Tesla’s slide in global electric-vehicle sales accelerated at the start of 2026, with the company reporting weaker results for both its fourth quarter and its full year. Tesla said it delivered 1.64 million vehicles in 2025, a 9% decline from a year earlier, and it lost the title of the world’s top electric-vehicle maker to China’s BYD, which sold 2.26 million vehicles last year, according to a report published by the Associated Press.

The change in leadership came as Tesla said its fourth-quarter sales totaled 418,227 vehicles, missing analysts’ expectations. The AP report said the results fell short even of a reduced target of 440,000 vehicles that analysts had polled by FactSet expected.

In the AP account, Tesla’s full-year decline reflected multiple pressures converging on demand, including a customer pullback tied to Elon Musk’s politics, the expiration of U.S. incentives for buyers, and intensifying competition overseas. The report said the U.S. tax credit for electric-vehicle purchases—phased out by the Trump administration—ended at the close of September.

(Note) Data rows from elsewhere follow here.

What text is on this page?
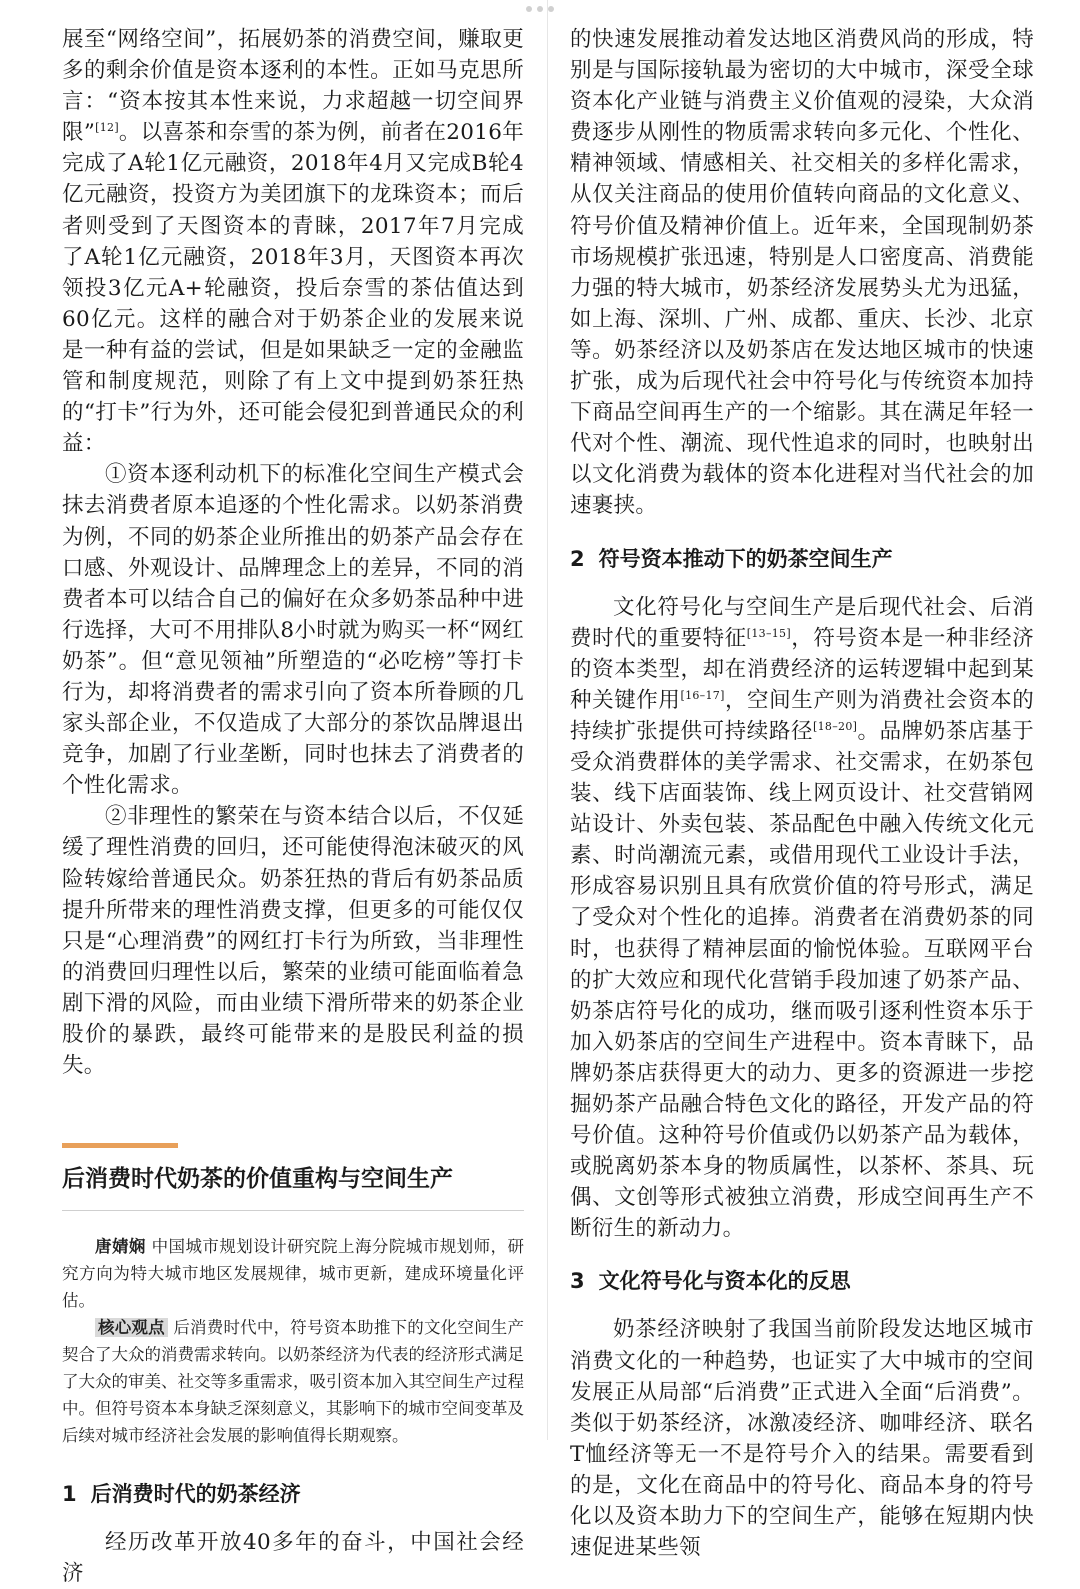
展至“网络空间”，拓展奶茶的消费空间，赚取更多的剩余价值是资本逐利的本性。正如马克思所言：“资本按其本性来说，力求超越一切空间界限”[12]。以喜茶和奈雪的茶为例，前者在2016年完成了A轮1亿元融资，2018年4月又完成B轮4亿元融资，投资方为美团旗下的龙珠资本；而后者则受到了天图资本的青睐，2017年7月完成了A轮1亿元融资，2018年3月，天图资本再次领投3亿元A+轮融资，投后奈雪的茶估值达到60亿元。这样的融合对于奶茶企业的发展来说是一种有益的尝试，但是如果缺乏一定的金融监管和制度规范，则除了有上文中提到奶茶狂热的“打卡”行为外，还可能会侵犯到普通民众的利益：

①资本逐利动机下的标准化空间生产模式会抹去消费者原本追逐的个性化需求。以奶茶消费为例，不同的奶茶企业所推出的奶茶产品会存在口感、外观设计、品牌理念上的差异，不同的消费者本可以结合自己的偏好在众多奶茶品种中进行选择，大可不用排队8小时就为购买一杯“网红奶茶”。但“意见领袖”所塑造的“必吃榜”等打卡行为，却将消费者的需求引向了资本所眷顾的几家头部企业，不仅造成了大部分的茶饮品牌退出竞争，加剧了行业垄断，同时也抹去了消费者的个性化需求。

②非理性的繁荣在与资本结合以后，不仅延缓了理性消费的回归，还可能使得泡沫破灭的风险转嫁给普通民众。奶茶狂热的背后有奶茶品质提升所带来的理性消费支撑，但更多的可能仅仅只是“心理消费”的网红打卡行为所致，当非理性的消费回归理性以后，繁荣的业绩可能面临着急剧下滑的风险，而由业绩下滑所带来的奶茶企业股价的暴跌，最终可能带来的是股民利益的损失。

后消费时代奶茶的价值重构与空间生产

唐婧娴 中国城市规划设计研究院上海分院城市规划师，研究方向为特大城市地区发展规律，城市更新，建成环境量化评估。

核心观点 后消费时代中，符号资本助推下的文化空间生产契合了大众的消费需求转向。以奶茶经济为代表的经济形式满足了大众的审美、社交等多重需求，吸引资本加入其空间生产过程中。但符号资本本身缺乏深刻意义，其影响下的城市空间变革及后续对城市经济社会发展的影响值得长期观察。

1 后消费时代的奶茶经济

经历改革开放40多年的奋斗，中国社会经济

的快速发展推动着发达地区消费风尚的形成，特别是与国际接轨最为密切的大中城市，深受全球资本化产业链与消费主义价值观的浸染，大众消费逐步从刚性的物质需求转向多元化、个性化、精神领域、情感相关、社交相关的多样化需求，从仅关注商品的使用价值转向商品的文化意义、符号价值及精神价值上。近年来，全国现制奶茶市场规模扩张迅速，特别是人口密度高、消费能力强的特大城市，奶茶经济发展势头尤为迅猛，如上海、深圳、广州、成都、重庆、长沙、北京等。奶茶经济以及奶茶店在发达地区城市的快速扩张，成为后现代社会中符号化与传统资本加持下商品空间再生产的一个缩影。其在满足年轻一代对个性、潮流、现代性追求的同时，也映射出以文化消费为载体的资本化进程对当代社会的加速裹挟。

2 符号资本推动下的奶茶空间生产

文化符号化与空间生产是后现代社会、后消费时代的重要特征[13–15]，符号资本是一种非经济的资本类型，却在消费经济的运转逻辑中起到某种关键作用[16–17]，空间生产则为消费社会资本的持续扩张提供可持续路径[18–20]。品牌奶茶店基于受众消费群体的美学需求、社交需求，在奶茶包装、线下店面装饰、线上网页设计、社交营销网站设计、外卖包装、茶品配色中融入传统文化元素、时尚潮流元素，或借用现代工业设计手法，形成容易识别且具有欣赏价值的符号形式，满足了受众对个性化的追捧。消费者在消费奶茶的同时，也获得了精神层面的愉悦体验。互联网平台的扩大效应和现代化营销手段加速了奶茶产品、奶茶店符号化的成功，继而吸引逐利性资本乐于加入奶茶店的空间生产进程中。资本青睐下，品牌奶茶店获得更大的动力、更多的资源进一步挖掘奶茶产品融合特色文化的路径，开发产品的符号价值。这种符号价值或仍以奶茶产品为载体，或脱离奶茶本身的物质属性，以茶杯、茶具、玩偶、文创等形式被独立消费，形成空间再生产不断衍生的新动力。

3 文化符号化与资本化的反思

奶茶经济映射了我国当前阶段发达地区城市消费文化的一种趋势，也证实了大中城市的空间发展正从局部“后消费”正式进入全面“后消费”。类似于奶茶经济，冰激凌经济、咖啡经济、联名T恤经济等无一不是符号介入的结果。需要看到的是，文化在商品中的符号化、商品本身的符号化以及资本助力下的空间生产，能够在短期内快速促进某些领
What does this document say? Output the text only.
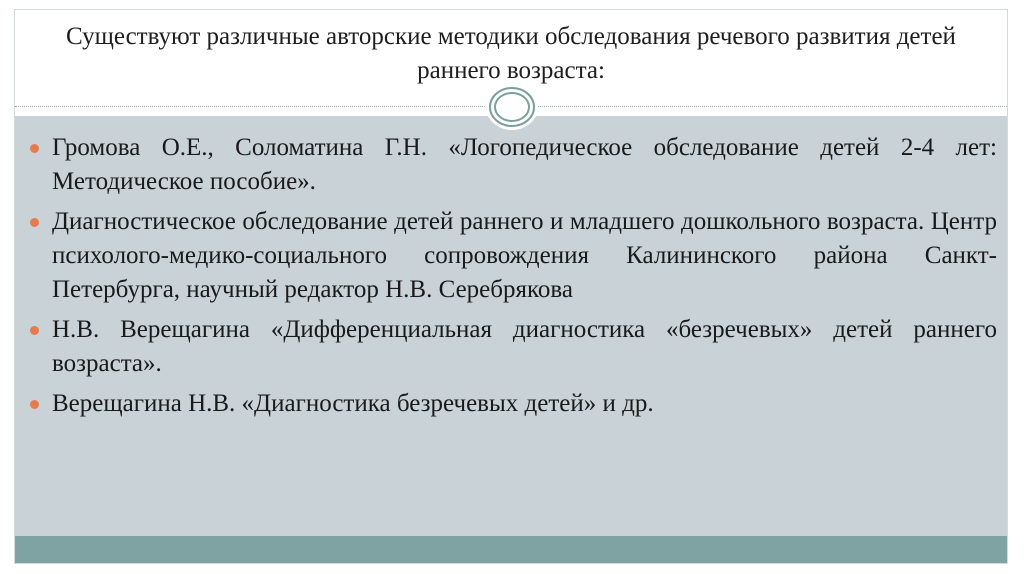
Существуют различные авторские методики обследования речевого развития детей раннего возраста:
Громова О.Е., Соломатина Г.Н. «Логопедическое обследование детей 2-4 лет: Методическое пособие».
Диагностическое обследование детей раннего и младшего дошкольного возраста. Центр психолого-медико-социального сопровождения Калининского района Санкт-Петербурга, научный редактор Н.В. Серебрякова
Н.В. Верещагина «Дифференциальная диагностика «безречевых» детей раннего возраста».
Верещагина Н.В. «Диагностика безречевых детей» и др.
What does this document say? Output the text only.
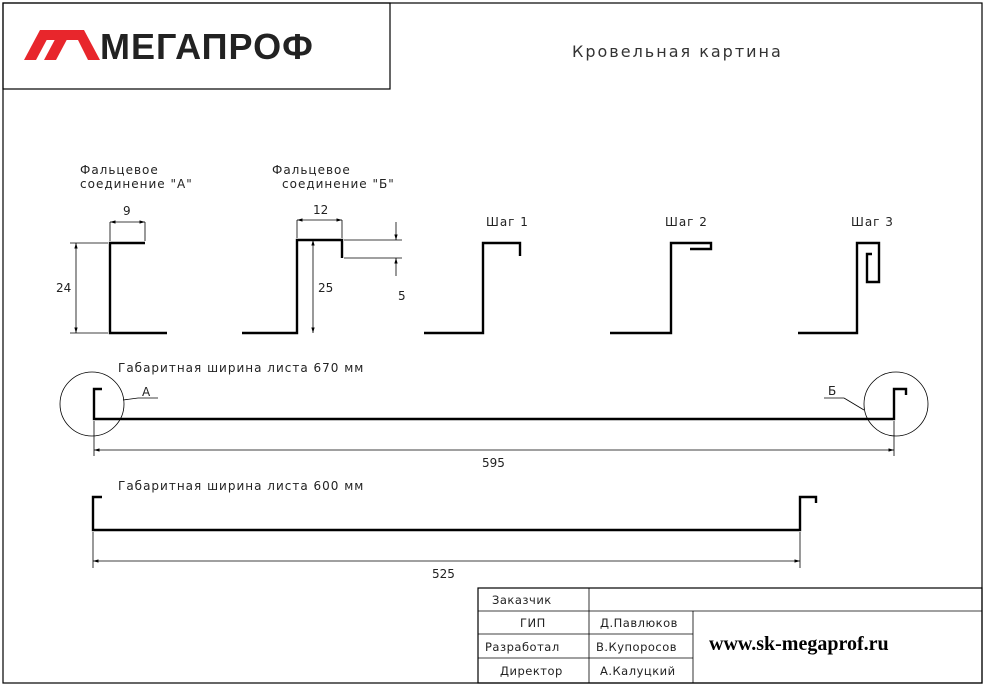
МЕГАПРОФ	Кровельная картина
Фальцевое
соединение "А"
9
24
Фальцевое
соединение "Б"
12
25
5
Шаг 1	Шаг 2	Шаг 3
Габаритная ширина листа 670 мм
А	Б
595
Габаритная ширина листа 600 мм
525
Заказчик
ГИП	Д.Павлюков
Разработал	В.Купоросов
Директор	А.Калуцкий
www.sk-megaprof.ru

The AP report also highlighted how the company has been trying to counter weakening car demand while investors look toward future growth areas. It said Tesla is betting on robotaxi services, energy storage, and a push into robotics, rather than relying as heavily on vehicle sales alone.

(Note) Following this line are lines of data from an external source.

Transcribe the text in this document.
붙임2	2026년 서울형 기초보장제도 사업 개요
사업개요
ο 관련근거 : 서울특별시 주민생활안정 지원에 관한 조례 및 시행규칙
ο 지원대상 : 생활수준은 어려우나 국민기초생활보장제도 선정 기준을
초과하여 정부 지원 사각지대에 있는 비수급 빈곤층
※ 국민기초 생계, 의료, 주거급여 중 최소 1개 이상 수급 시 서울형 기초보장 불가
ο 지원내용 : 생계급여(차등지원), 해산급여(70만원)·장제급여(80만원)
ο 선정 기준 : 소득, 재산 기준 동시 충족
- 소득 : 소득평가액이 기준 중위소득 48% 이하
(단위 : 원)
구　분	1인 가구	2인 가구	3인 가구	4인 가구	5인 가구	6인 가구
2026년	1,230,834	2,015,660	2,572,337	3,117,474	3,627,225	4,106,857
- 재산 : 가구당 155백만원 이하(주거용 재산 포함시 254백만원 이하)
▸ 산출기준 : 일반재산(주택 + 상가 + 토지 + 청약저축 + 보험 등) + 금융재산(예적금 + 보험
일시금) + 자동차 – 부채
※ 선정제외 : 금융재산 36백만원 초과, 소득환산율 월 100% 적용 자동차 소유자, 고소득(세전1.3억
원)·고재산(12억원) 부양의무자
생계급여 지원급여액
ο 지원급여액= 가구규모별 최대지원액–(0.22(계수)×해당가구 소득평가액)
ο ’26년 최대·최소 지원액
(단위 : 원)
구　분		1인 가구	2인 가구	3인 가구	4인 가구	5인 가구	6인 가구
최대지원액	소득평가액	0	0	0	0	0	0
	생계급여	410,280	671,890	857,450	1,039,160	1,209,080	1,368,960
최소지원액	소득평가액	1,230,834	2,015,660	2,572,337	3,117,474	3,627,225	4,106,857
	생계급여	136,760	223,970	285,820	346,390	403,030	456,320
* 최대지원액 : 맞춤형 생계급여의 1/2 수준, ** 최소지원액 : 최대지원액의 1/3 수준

In early October, Tesla began selling “stripped-down” versions of the Model Y and Model 3, with the company describing the move as part of an effort to revive sales. The AP report said the updated Model Y costs just under $40,000, while the cheaper Model 3 is priced under $37,000, and it said those versions are expected to help Tesla compete with Chinese models in Europe and Asia.

Tesla’s stock fell 2.6% to $438.07 on Friday, the AP report said, while noting that investors still finished 2025 with roughly an 11% gain for the year. Analysts cited by the report were expecting Tesla, for fourth-quarter earnings due in late January, to post a 3% drop in sales and nearly a 40% drop in earnings per share, according to FactSet.

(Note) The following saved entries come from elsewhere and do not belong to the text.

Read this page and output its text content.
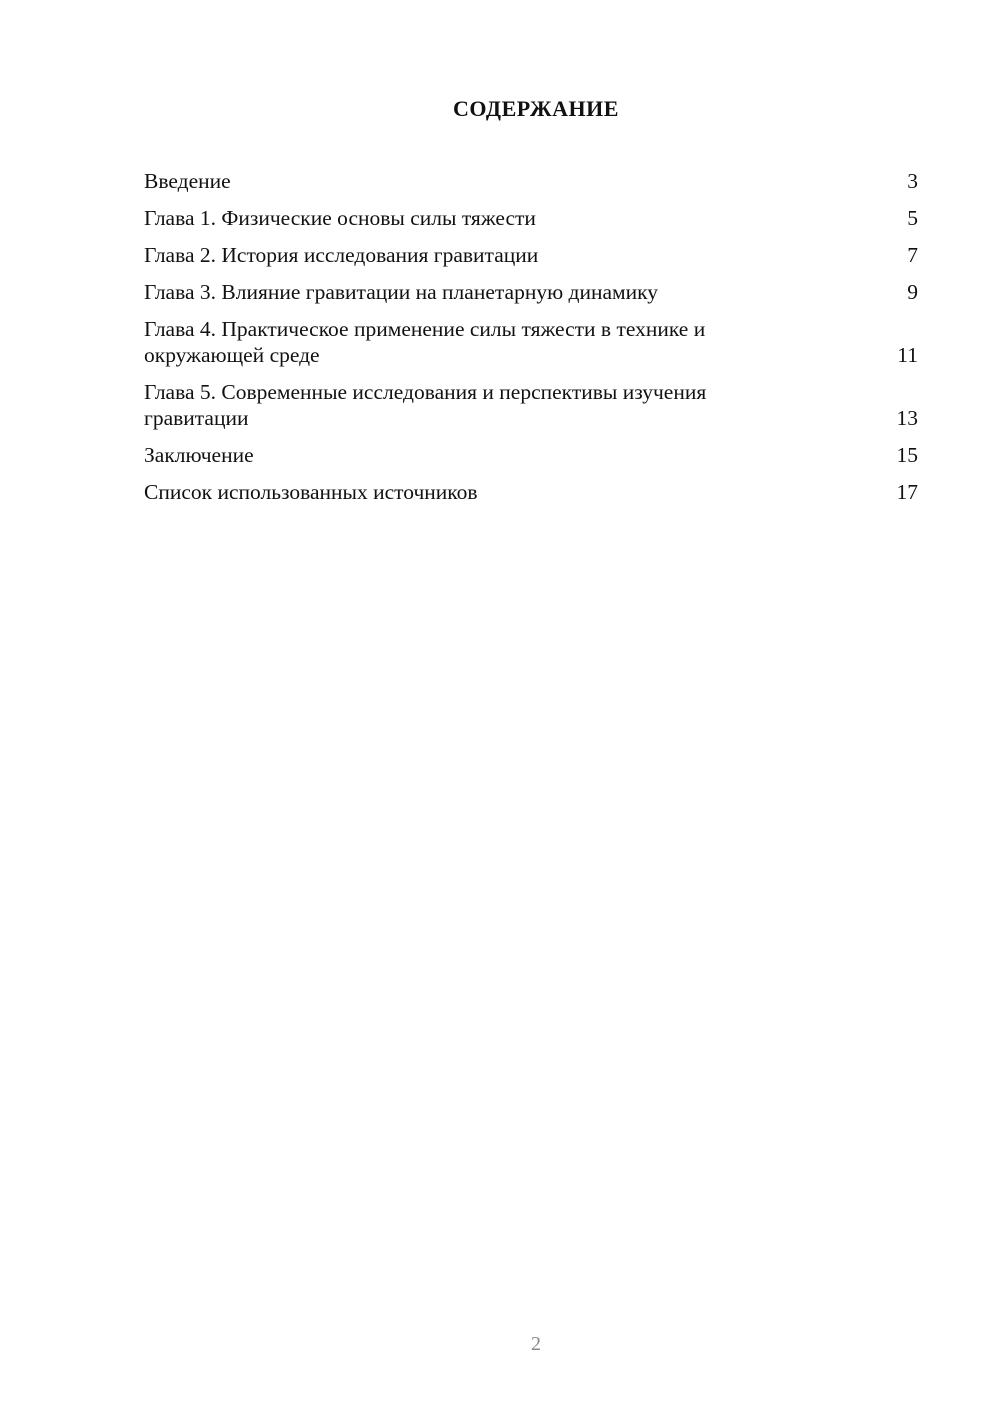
СОДЕРЖАНИЕ
Введение	3
Глава 1. Физические основы силы тяжести	5
Глава 2. История исследования гравитации	7
Глава 3. Влияние гравитации на планетарную динамику	9
Глава 4. Практическое применение силы тяжести в технике и окружающей среде	11
Глава 5. Современные исследования и перспективы изучения гравитации	13
Заключение	15
Список использованных источников	17
2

The AP report connected the outlook to Tesla’s autonomous-driving strategy, saying the company has been rolling out its robotaxi service in Austin starting in June, first with safety monitors and then testing without them. The company hopes to expand the service to several cities this year, which analysts said will require navigating safety rules and regulator scrutiny.

“We’re dealing with people’s lives,” Wedbush Securities analyst Dan Ives said, according to the Associated Press report. The report said Ives expects Tesla’s autonomous offerings to overcome setbacks, while also describing that the company faces multiple federal safety investigations and other probes, and that a California judge has ruled Tesla misled customers about safety—leaving Tesla at risk of temporarily losing its license to sell cars in the state.

For its longer-term ambition, the AP report said Musk has told investors he expects software updates to allow hundreds of thousands of Tesla vehicles to operate autonomously with zero human intervention by the end of this year, and that Tesla plans to begin producing its AI-powered Cybercab next year with no steering wheel or pedals. It also said Tesla’s directors awarded Musk a potentially large pay package that shareholders backed in November, and that Musk’s pay package later faced a reversal in Delaware courts in a way that restored a portion of a $55 billion figure.

Note: An earlier version of the Associated Press report misstated BYD’s 2025 sales figure; the report was corrected to show BYD sold 2.26 million vehicles last year, not 2.26.